After Jesus had spoken these words, he looked up to heaven and said, ‘Father, the hour has come; glorify your Son so that the Son may glorify you, since you have given him authority over all people, to give eternal life to all whom you have given him. And this is eternal life, that they may know you, the only true God, and Jesus Christ whom you have sent. I glorified you on earth by finishing the work that you gave me to do. So now, Father, glorify me in your own presence with the glory that I had in your presence before the world existed.
-John 17:1-5
John tells us that even in death Jesus prays for God’s glory, so that he can glorify God, as he did on earth with the promise of eternal life: “that they may know you, the only true God, and Jesus Christ whom you have sent.” In glorifying Christ in his life, death and resurrection, we receive is the gift of eternal life.
John’s passage is like a prism informing the Eucharistic prayer and illuminating the role of the Holy Spirit in the Holy Trinity.
“Through him, with him, and in him in the unity of the Holy Spirit, all honor and glory is yours, Almighty Father, for ever and ever.” This is the heart of the Eucharistic prayer, that in the mystery of the consecration, the Father, the Son and the Holy Spirit are unified in the Holy Trinity. Sister Benedicta of the Cross calls it the prayer of the Church, of the ever-living Christ prayer. She writes in Before the Face of God, “All praise of God is through, with, and in Christ.
Through him, because only through Christ does humanity have access to the Father and because his existence as God-man and his work of salvation are the fullest glorification of the Father;
with him, because all authentic prayer is the fruit of union with Christ and at the same time buttresses this union, because in honoring the Son one honors the Father and vice versa;
in him, because the praying church is Christ himself, with every individual praying member as a part of his Mystical Body, and because the Father is in the Son and the Son the reflection of the Father, who makes his majesty visible.”

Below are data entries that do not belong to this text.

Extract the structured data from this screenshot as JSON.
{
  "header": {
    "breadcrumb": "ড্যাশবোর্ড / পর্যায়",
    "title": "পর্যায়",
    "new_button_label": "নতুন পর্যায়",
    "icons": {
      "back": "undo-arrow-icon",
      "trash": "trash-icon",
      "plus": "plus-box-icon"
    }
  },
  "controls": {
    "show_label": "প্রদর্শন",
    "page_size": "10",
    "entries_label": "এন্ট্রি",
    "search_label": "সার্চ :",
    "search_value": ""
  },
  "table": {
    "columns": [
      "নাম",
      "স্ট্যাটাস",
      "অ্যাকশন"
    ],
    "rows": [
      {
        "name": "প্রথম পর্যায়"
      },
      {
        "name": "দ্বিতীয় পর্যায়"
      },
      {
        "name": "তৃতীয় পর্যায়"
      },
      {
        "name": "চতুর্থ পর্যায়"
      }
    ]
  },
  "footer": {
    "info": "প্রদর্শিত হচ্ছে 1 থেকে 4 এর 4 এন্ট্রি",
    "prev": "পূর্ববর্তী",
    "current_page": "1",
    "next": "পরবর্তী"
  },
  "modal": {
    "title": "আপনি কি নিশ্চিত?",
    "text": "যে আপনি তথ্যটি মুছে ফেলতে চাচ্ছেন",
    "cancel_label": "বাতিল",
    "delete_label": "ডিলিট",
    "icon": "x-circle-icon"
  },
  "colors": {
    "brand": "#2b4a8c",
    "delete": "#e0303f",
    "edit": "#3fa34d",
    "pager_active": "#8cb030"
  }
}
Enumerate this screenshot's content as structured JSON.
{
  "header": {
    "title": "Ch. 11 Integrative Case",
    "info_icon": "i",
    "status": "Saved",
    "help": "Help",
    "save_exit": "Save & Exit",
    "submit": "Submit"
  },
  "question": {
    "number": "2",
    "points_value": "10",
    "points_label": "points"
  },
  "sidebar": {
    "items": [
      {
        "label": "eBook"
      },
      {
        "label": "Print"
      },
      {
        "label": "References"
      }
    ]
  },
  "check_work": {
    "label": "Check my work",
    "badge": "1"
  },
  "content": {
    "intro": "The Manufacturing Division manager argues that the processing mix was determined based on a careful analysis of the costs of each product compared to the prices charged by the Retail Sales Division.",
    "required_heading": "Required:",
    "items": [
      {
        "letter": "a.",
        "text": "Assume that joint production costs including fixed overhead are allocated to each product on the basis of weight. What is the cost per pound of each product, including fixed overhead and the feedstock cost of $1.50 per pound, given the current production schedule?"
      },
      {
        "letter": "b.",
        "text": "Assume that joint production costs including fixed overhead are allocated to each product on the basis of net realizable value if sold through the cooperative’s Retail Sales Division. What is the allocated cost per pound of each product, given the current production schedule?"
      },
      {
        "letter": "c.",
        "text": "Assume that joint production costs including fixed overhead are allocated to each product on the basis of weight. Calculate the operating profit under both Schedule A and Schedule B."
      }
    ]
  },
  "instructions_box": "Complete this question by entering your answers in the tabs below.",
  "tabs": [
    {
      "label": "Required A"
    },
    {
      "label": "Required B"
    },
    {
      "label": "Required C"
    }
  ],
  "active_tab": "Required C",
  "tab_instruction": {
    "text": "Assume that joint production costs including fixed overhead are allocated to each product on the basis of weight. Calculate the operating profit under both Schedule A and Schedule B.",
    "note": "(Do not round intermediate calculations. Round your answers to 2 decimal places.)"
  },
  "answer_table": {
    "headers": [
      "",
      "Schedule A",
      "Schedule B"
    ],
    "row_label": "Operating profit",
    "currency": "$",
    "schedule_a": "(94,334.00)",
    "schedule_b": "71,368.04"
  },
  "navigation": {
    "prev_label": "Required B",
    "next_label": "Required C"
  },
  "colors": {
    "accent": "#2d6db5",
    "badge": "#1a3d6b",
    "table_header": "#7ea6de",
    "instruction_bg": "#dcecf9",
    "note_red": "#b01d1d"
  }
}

Jesus us teaches we can know God for all time, through him, with him and in him in union with the Holy Spirit, living the prayer of the Church as the ever-living body of Christ.
This is the great gift and the joy of Easter.
Musical Reflection - God So Loved the World - Stainer St. Paul's Cathedral Choir
Through with and with him and in him in the unity of the Holy Spirit, all glory and honor is yours Almighty Father. Amen.